Bronny James and Sierra Canyon defeated the team of Kiyan Anthony.

 

Dru Joyce II knew what he was in for as soon as LeBron James spoke up.

Back in February 2002, the name Carmelo Anthony existed mostly in the “magic of the unknown,” as James’ former teammate Romeo Travis put it, to most of St. Vincent-St. Mary’s High in Akron. But James, who’d played USA basketball over the summer with the mysterious 6-foot-8 kid from Virginia’s Oak Hill Academy, knew.

The night before the vaunted matchup between James and Anthony that helped transform modern high school basketball, the two were chopping it up in the same hotel room, Oak Hill coach Steve Smith remembered. And went at each other’s necks the next night.

“Hey, Coach Dru,” St. Vincent-St. Mary’s coach Joyce remembered James telling him, “he’s really good.”

That was the moment 20 years ago when Joyce knew he needed to be worried, James and Anthony trading dunks and 30-point games one special February night to follow.

And 20 years later, a 38-year-old James ducked through the side door in Sierra Canyon’s Chatsworth gym Monday night to see the next generation of James take on Anthony’s son Kiyan and New York’s Christ the King High.

But the reunion, ending in a 62-51 Sierra Canyon win, was nothing like the original.

That February 2002 game was televised on a now-defunct network formerly broadcasting in a few states across the East. This game was on ESPN2, Kim Kardashian sitting courtside in a camo suit and dancing during a timeout, a flock of cameras following Kiyan Anthony and Bronny James’ every move as their dads sat courtside.

“It just speaks volumes about the game of high school basketball and how it’s matured and grown into something that can have a national presence,” Joyce said.

Twenty years after playing him, a still-awestruck Travis spoke of the then-18-year-old Carmelo Anthony like an ethereal basketball deity, calling him the most skilled high school player he’d ever seen.

 

 

But there was no magic of the unknown suddenly revealed at Sierra Canyon on Monday night. This was destiny, Bronny’s and Kiyan’s highlight reels spread across the internet since they were in middle school. No sense of mystery as to Bronny’s out-of-the-gym hops and Kiyan’s silky scoring ability.

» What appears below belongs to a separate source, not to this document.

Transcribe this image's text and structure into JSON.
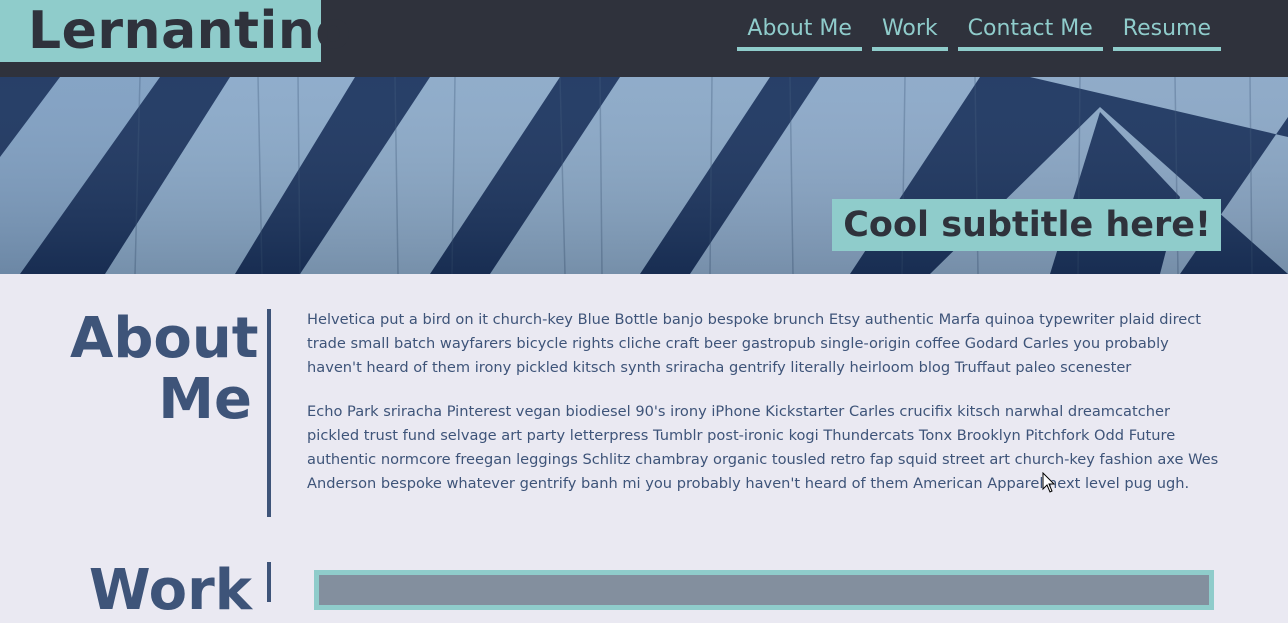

And with the eyes of a standing-room-only gym and countless media outlets following, the pressure they’re under is a generation different too.

“I feel for Kiyan and Bronny … they don’t play well, people will go, ‘Ahhh, they’re not very good,’” said Steve Smith, Carmelo’s former coach at Oak Hill Academy, who sat courtside.

And through the first half, it seemed as if the naysayers would come again, Bronny missing a few shots and Kiyan looking a year too young at 15, scoring just eight points off the bench against a stout Trailblazers defense.

After a monstrous tomahawk by Bronny, an 18-year-old senior, in the first quarter that had his dad gleefully yelling, No. 0 went quiet for much of the first half. The Trailblazers held Christ the King to 17 points in taking a 10-point halftime lead.

But after all the hype of a Bronny-Kiyan matchup, Trailblazers junior Isaiah Elohim seized the night and didn’t look back.

Early in the third quarter, Christ the King’s Brandon Williams elevated for what could’ve been an earth-shattering slam —except Elohim met him at the top and threw his attempt back. A couple plays later, he went to his bread-and-butter mid-range jumper and loudly clapping his hands on the way down the floor.

It was a quiet first couple games for Elohim, one of the most talented players in the country slowly ramping back up to speed after he hurt a knee at the end of last season. There were dark moments, he said. But he’s near 100% now — and with 17 points Monday night, cementing himself as Sierra Canyon’s best option for a go-to bucket.

“I’ve always felt like I’m the best player in anything that I’m doing,” Elohim said, asked how it felt to assert himself with James-Anthony the featured matchup. “Every game that I go to.”

Bronny, though, has had a flair for the moment all season. And even in a relatively quiet game, he made third-quarter magic: ridiculous layup, alley-oop slam, corner three. Elohim added a couple of buckets in the fourth, 7-footer Majok Chuol chipped in a few tough layups, and the Trailblazers closed the door.